Aunque tildado de conservador, Floridablanca fue el impulsor de las grandes reformas sociales que permiten valorar al soberano por encima de los demás monarcas de la dinastía Borbón: la declaración de la honradez de las profesiones; la dulcificación de la política antigitana, así como la de otros marginados como chuetas, agotes y vaqueiros; la limitación de la jurisdicción inquisitorial ante delitos de costumbres, que serían juzgados por tribunales ordinarios. En fin, la
moderación en todo, con la complicidad de una Iglesia ilustrada colaboradora, dominan ahora la política del murciano, al que acompaña el experimentado baztanés Miguel de Múzquiz en Hacienda, creador junto con Francisco Cabarrús del primer banco nacional de San Carlos, un formidable intento de movilizar capitales y favorecer las inversiones privadas, que acabó sufriendo las consecuencias de la deuda provocada por la última guerra carolina, la de 1779-83 contra Inglaterra por la independencia de los Estados Unidos.
Floridablanca (1728-1808). El sucesor de Grimaldi puede ser considerado como jefe del primer Consejo de Ministros de la Historia de España.

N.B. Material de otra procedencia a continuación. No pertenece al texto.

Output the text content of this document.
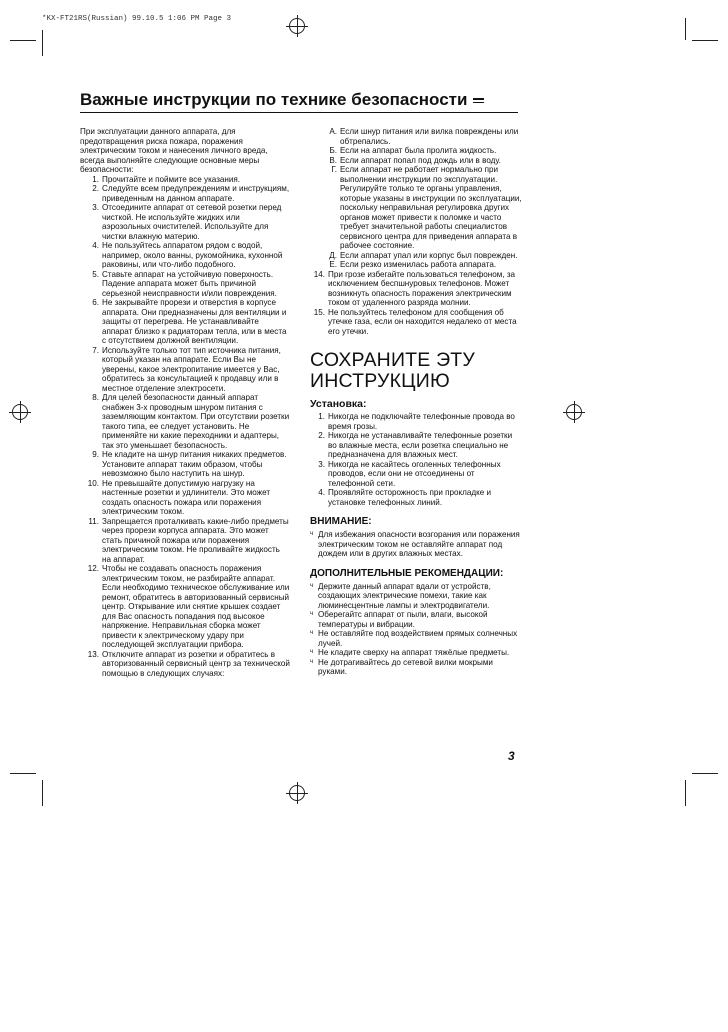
*KX-FT21RS(Russian) 99.10.5 1:06 PM Page 3
Важные инструкции по технике безопасности

При эксплуатации данного аппарата, для предотвращения риска пожара, поражения электрическим током и нанесения личного вреда, всегда выполняйте следующие основные меры безопасности:

1. Прочитайте и поймите все указания.
2. Следуйте всем предупреждениям и инструкциям, приведенным на данном аппарате.
3. Отсоедините аппарат от сетевой розетки перед чисткой. Не используйте жидких или аэрозольных очистителей. Используйте для чистки влажную материю.
4. Не пользуйтесь аппаратом рядом с водой, например, около ванны, рукомойника, кухонной раковины, или что-либо подобного.
5. Ставьте аппарат на устойчивую поверхность. Падение аппарата может быть причиной серьезной неисправности и/или повреждения.
6. Не закрывайте прорези и отверстия в корпусе аппарата. Они предназначены для вентиляции и защиты от перегрева. Не устанавливайте аппарат близко к радиаторам тепла, или в места с отсутствием должной вентиляции.
7. Используйте только тот тип источника питания, который указан на аппарате. Если Вы не уверены, какое электропитание имеется у Вас, обратитесь за консультацией к продавцу или в местное отделение электросети.
8. Для целей безопасности данный аппарат снабжен 3-х проводным шнуром питания с заземляющим контактом. При отсутствии розетки такого типа, ее следует установить. Не применяйте ни какие переходники и адаптеры, так это уменьшает безопасность.
9. Не кладите на шнур питания никаких предметов. Установите аппарат таким образом, чтобы невозможно было наступить на шнур.
10. Не превышайте допустимую нагрузку на настенные розетки и удлинители. Это может создать опасность пожара или поражения электрическим током.
11. Запрещается проталкивать какие-либо предметы через прорези корпуса аппарата. Это может стать причиной пожара или поражения электрическим током. Не проливайте жидкость на аппарат.
12. Чтобы не создавать опасность поражения электрическим током, не разбирайте аппарат. Если необходимо техническое обслуживание или ремонт, обратитесь в авторизованный сервисный центр. Открывание или снятие крышек создает для Вас опасность попадания под высокое напряжение. Неправильная сборка может привести к электрическому удару при последующей эксплуатации прибора.
13. Отключите аппарат из розетки и обратитесь в авторизованный сервисный центр за технической помощью в следующих случаях:
A. Если шнур питания или вилка повреждены или обтрепались.
Б. Если на аппарат была пролита жидкость.
В. Если аппарат попал под дождь или в воду.
Г. Если аппарат не работает нормально при выполнении инструкции по эксплуатации. Регулируйте только те органы управления, которые указаны в инструкции по эксплуатации, поскольку неправильная регулировка других органов может привести к поломке и часто требует значительной работы специалистов сервисного центра для приведения аппарата в рабочее состояние.
Д. Если аппарат упал или корпус был поврежден.
Е. Если резко изменилась работа аппарата.
14. При грозе избегайте пользоваться телефоном, за исключением беспшнуровых телефонов. Может возникнуть опасность поражения электрическим током от удаленного разряда молнии.
15. Не пользуйтесь телефоном для сообщения об утечке газа, если он находится недалеко от места его утечки.
СОХРАНИТЕ ЭТУ
ИНСТРУКЦИЮ
Установка:
1. Никогда не подключайте телефонные провода во время грозы.
2. Никогда не устанавливайте телефонные розетки во влажные места, если розетка специально не предназначена для влажных мест.
3. Никогда не касайтесь оголенных телефонных проводов, если они не отсоединены от телефонной сети.
4. Проявляйте осторожность при прокладке и установке телефонных линий.
ВНИМАНИЕ:
ч Для избежания опасности возгорания или поражения электрическим током не оставляйте аппарат под дождем или в других влажных местах.
ДОПОЛНИТЕЛЬНЫЕ РЕКОМЕНДАЦИИ:
ч Держите данный аппарат вдали от устройств, создающих электрические помехи, такие как люминесцентные лампы и электродвигатели.
ч Оберегайтс аппарат от пыли, влаги, высокой температуры и вибрации.
ч Не оставляйте под воздействием прямых солнечных лучей.
ч Не кладите сверху на аппарат тяжёлые предметы.
ч Не дотрагивайтесь до сетевой вилки мокрыми руками.
3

El reinado se encaminaba a su fin. El rey, viejo, viudo desde el año siguiente de llegar a España, entregado a su ministro y a su confesor, el padre Eleta, sabiéndose sucedido por un hijo y una nuera en quienes no confiaba, dejó en herencia al prudente Floridablanca al frente de una España mejorada, pero que distaba de tener solucionados sus problemas estructurales. Sin embargo, nada hacía presagiar lo que iba a ocurrir meses después del 14 de diciembre de 1788, fecha de la muerte de un rey entonces querido y respetado. Posiblemente, años más tarde, los ministros se preguntarían qué hubiera pensado Carlos III al conocer lo que estaba ocurriendo en la Francia revolucionaria y regicida, al ver hundirse el viejo mundo que él, mejor que nadie, había conocido en su plenitud.